If you can say one thing with certainty about Freaks – wherever its plot ends up going, and it goes a long way – it’s that this is a superb family drama at heart, with believable relationships, superb performances and bags of confidence, sustaining humour against pathos. Many of these kinds of stories sink or swim on the child performances, and I’m glad to say that Lexy Kolker does an impressive job here, reminding me in some respects of Angourie Rice as Rose in Australian end-of-days drama These Final Hours (2013), with similar work to do enacting innocence and a desire for family life against everything going to hell, whilst the grown-ups do their best to make sense of it all. In many respects, because Chloe is struggling to understand what’s going on in her world, the audience is kept at the same level for a large part of the film. As she starts to understand, so do we, and I don’t feel that there was really a point in the film when I ever leapt too far ahead of her. This works really well, keeping the plot unfolding in gradual stages.

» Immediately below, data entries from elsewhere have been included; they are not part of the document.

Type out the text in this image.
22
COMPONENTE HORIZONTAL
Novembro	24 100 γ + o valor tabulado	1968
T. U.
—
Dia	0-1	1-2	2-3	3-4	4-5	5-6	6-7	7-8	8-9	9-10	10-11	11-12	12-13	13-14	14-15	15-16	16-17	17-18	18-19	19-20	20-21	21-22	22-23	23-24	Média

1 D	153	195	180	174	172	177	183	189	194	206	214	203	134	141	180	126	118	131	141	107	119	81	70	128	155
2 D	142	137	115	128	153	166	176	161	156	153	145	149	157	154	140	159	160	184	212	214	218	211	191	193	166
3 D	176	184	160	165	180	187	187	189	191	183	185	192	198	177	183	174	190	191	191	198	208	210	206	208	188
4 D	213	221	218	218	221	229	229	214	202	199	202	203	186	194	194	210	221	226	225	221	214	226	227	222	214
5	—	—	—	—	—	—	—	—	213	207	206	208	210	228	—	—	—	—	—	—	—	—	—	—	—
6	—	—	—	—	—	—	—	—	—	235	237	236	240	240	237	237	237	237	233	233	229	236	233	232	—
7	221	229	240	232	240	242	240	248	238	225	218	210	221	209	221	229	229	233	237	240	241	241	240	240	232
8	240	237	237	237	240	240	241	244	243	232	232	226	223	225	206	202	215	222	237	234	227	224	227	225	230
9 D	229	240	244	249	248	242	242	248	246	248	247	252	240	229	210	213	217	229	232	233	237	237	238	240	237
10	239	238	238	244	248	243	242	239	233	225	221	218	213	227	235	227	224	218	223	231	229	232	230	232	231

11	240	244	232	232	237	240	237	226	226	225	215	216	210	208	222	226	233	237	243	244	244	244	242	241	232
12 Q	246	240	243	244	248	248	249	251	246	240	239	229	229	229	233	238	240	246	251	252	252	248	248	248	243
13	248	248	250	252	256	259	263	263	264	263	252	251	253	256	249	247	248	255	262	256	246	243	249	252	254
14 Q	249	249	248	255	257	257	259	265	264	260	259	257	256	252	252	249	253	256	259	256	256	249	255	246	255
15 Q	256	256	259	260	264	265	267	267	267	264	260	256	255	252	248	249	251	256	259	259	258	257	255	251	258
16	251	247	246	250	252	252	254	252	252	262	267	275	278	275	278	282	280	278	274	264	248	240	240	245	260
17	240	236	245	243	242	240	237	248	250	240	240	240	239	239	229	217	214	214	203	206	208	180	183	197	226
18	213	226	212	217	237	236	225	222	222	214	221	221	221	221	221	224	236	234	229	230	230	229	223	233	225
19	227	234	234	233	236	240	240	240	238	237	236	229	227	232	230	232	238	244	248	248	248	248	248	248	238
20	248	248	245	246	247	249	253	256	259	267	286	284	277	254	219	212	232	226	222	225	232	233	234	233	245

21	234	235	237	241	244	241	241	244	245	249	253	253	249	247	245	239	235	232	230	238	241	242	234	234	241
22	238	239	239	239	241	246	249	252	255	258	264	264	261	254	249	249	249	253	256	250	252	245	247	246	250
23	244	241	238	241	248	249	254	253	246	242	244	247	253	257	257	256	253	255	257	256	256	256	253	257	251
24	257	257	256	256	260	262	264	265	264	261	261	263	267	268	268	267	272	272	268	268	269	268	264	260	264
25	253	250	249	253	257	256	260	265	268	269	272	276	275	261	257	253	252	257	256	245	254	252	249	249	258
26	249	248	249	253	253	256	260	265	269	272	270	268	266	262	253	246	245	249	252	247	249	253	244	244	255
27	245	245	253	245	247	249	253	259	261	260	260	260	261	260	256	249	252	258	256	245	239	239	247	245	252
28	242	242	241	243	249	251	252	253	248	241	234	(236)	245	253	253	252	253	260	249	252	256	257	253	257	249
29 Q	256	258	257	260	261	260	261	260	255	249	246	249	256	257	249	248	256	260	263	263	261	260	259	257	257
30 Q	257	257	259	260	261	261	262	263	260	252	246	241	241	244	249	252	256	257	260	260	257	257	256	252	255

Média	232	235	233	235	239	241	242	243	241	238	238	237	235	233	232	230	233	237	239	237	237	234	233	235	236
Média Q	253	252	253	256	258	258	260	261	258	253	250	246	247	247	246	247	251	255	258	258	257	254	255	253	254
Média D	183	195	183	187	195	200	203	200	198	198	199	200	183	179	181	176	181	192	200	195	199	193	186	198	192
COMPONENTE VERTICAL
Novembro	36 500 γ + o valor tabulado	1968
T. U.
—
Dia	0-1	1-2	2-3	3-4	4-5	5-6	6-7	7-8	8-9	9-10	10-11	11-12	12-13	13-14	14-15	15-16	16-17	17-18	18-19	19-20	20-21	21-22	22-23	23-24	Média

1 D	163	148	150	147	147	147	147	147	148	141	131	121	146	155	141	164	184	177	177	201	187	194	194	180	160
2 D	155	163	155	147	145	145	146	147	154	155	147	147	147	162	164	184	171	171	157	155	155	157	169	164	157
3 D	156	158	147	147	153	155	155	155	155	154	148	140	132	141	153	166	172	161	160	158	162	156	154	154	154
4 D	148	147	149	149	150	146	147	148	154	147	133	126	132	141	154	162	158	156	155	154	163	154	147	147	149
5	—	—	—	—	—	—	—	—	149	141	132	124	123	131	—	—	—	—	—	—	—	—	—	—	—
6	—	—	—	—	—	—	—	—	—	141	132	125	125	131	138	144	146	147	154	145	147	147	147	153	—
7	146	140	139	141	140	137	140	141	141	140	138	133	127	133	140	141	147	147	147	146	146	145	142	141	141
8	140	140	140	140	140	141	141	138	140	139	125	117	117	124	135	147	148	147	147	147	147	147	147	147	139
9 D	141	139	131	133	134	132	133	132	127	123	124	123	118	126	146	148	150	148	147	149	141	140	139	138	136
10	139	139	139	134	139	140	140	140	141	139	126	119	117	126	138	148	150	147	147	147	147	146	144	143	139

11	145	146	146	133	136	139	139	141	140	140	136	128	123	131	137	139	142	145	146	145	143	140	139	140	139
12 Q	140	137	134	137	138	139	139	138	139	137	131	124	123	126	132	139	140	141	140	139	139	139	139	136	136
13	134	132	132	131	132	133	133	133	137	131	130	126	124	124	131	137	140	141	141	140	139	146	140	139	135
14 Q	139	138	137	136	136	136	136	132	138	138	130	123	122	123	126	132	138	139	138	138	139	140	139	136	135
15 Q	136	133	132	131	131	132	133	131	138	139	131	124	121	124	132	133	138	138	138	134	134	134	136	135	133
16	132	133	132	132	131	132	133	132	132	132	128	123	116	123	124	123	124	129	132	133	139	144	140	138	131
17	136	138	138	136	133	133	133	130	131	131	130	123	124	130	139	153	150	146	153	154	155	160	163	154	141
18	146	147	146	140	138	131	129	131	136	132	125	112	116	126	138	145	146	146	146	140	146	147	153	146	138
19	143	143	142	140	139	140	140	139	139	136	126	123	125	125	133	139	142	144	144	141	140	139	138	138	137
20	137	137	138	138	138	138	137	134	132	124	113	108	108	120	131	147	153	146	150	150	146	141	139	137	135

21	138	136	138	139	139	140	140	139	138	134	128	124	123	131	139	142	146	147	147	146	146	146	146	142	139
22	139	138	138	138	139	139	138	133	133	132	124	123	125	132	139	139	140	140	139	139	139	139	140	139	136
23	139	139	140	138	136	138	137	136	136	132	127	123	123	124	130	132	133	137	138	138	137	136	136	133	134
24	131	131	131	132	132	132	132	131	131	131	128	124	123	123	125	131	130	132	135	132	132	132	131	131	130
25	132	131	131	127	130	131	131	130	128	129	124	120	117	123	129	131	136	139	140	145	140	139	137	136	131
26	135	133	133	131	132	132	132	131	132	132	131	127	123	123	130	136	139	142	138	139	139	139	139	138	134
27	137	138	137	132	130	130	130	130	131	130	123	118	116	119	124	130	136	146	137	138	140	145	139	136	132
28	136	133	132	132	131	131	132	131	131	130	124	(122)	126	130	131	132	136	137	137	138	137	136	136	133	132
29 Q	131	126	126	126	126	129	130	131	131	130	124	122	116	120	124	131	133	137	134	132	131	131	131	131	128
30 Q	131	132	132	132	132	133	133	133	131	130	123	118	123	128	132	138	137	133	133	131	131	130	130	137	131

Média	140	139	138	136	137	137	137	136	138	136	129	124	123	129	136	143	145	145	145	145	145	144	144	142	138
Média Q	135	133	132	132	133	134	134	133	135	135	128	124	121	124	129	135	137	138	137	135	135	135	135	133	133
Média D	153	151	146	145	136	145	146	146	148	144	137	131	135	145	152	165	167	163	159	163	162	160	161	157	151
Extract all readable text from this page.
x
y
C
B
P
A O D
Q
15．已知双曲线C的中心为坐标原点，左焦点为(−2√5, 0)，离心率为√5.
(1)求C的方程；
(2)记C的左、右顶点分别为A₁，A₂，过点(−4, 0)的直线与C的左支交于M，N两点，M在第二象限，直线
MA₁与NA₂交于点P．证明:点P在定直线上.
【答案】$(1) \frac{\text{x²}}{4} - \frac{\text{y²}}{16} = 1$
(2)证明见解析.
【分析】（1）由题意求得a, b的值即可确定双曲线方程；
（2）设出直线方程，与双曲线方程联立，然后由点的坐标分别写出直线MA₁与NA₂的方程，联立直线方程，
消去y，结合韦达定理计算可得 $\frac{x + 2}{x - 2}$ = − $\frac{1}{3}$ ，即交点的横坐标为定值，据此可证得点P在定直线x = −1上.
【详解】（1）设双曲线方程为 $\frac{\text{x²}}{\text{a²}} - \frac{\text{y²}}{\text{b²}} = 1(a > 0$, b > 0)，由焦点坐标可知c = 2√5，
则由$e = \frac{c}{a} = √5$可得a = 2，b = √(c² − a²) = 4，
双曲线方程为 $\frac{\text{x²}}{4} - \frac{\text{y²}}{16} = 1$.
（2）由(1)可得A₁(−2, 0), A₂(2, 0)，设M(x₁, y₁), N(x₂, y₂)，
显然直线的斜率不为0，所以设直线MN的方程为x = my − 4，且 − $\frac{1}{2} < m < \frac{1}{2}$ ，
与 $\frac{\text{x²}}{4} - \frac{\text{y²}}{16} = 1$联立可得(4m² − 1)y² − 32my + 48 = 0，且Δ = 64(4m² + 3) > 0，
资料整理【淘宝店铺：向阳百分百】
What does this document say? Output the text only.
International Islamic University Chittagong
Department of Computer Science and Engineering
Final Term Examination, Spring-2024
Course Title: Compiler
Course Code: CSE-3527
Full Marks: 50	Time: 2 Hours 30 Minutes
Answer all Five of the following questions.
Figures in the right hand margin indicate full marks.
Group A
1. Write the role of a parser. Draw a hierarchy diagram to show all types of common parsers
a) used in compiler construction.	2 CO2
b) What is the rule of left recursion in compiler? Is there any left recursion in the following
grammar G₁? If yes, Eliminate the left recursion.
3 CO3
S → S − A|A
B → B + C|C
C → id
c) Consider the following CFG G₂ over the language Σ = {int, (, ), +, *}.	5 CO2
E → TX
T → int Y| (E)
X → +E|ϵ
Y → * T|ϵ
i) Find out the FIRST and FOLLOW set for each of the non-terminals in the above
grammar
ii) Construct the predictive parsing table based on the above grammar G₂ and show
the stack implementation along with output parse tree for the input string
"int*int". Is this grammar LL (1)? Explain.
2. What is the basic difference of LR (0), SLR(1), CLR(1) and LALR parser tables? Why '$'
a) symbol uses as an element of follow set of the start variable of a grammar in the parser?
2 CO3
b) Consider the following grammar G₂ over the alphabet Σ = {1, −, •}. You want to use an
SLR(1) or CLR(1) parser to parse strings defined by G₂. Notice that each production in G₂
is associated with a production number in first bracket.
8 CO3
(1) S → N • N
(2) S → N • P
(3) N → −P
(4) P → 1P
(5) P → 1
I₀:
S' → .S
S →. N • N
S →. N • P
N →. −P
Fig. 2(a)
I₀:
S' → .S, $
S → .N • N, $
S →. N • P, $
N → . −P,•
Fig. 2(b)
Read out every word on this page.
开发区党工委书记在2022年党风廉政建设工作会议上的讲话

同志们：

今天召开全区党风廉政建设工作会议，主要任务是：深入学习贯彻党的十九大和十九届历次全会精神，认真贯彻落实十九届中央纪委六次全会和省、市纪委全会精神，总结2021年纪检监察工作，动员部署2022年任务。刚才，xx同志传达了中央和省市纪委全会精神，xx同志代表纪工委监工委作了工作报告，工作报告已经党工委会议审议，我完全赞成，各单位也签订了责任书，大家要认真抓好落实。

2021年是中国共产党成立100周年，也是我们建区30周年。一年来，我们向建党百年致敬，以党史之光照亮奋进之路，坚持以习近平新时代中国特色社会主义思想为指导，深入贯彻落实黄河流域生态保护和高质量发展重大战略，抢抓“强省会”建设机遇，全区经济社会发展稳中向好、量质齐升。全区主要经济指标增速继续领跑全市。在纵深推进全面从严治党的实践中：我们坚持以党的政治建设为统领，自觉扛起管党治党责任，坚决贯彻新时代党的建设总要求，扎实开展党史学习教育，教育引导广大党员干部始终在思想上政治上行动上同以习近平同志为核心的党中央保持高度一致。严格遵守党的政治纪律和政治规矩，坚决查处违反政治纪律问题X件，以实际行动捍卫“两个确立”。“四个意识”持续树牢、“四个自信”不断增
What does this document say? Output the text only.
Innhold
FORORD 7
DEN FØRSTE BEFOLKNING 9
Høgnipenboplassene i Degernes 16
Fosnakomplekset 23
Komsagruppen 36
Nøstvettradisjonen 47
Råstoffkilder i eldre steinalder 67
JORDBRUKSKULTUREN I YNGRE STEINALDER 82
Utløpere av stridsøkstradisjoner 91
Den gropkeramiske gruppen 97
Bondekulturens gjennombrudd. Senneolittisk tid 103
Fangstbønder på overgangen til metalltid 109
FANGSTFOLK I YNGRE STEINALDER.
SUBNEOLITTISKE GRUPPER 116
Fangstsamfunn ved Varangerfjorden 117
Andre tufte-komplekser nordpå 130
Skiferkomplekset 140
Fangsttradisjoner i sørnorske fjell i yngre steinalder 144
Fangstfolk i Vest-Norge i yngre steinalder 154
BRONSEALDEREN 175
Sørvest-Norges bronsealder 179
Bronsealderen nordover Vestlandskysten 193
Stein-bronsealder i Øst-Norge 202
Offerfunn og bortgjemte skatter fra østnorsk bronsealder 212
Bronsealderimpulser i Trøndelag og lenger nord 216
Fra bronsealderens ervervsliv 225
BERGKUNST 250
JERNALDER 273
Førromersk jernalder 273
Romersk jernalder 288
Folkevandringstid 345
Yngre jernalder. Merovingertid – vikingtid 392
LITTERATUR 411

It’s also a pleasure to see Bruce Dern getting stuck into a genre film role here, working very well with all the cast, but particularly with Kolker (he said that she reminded him of his daughter Laura at that age) whilst getting a large number of the best lines. Oh, did I mention that Freaks allows itself a few jokes along the way, as well as revealing a family in unique and genre-bending jeopardy? Directors/writers Zach Lipovsky and Adam B. Stein clearly had a lot to do here, but it all works together seamlessly well. The sci-fi content here is engaging and important, but it’s how it affects the family which really matters, making for something warm, intricate and very clever, with space enough to lighten the mood in places too. However, and again thanks to a performance by a talented child actress, it all concludes with questions hanging in the air, a touch of ambiguity to take away.
I’m working hard here not to spoiler Freaks, as it’s one of those films you need to see unfold in its own way, but rest assured there is more than enough here to justify your attention. This is what genre film is all about, and it’s why, after initially eyerolling at the thought of watching yet another derivative piece of work, it’s so refreshing and rewarding to find a film like this one. Even where you can recognise some of the film’s elements, it does something new with them and makes them matter.
Freaks (2018) screened at Frightfest Glasgow on Saturday 2nd March 2019.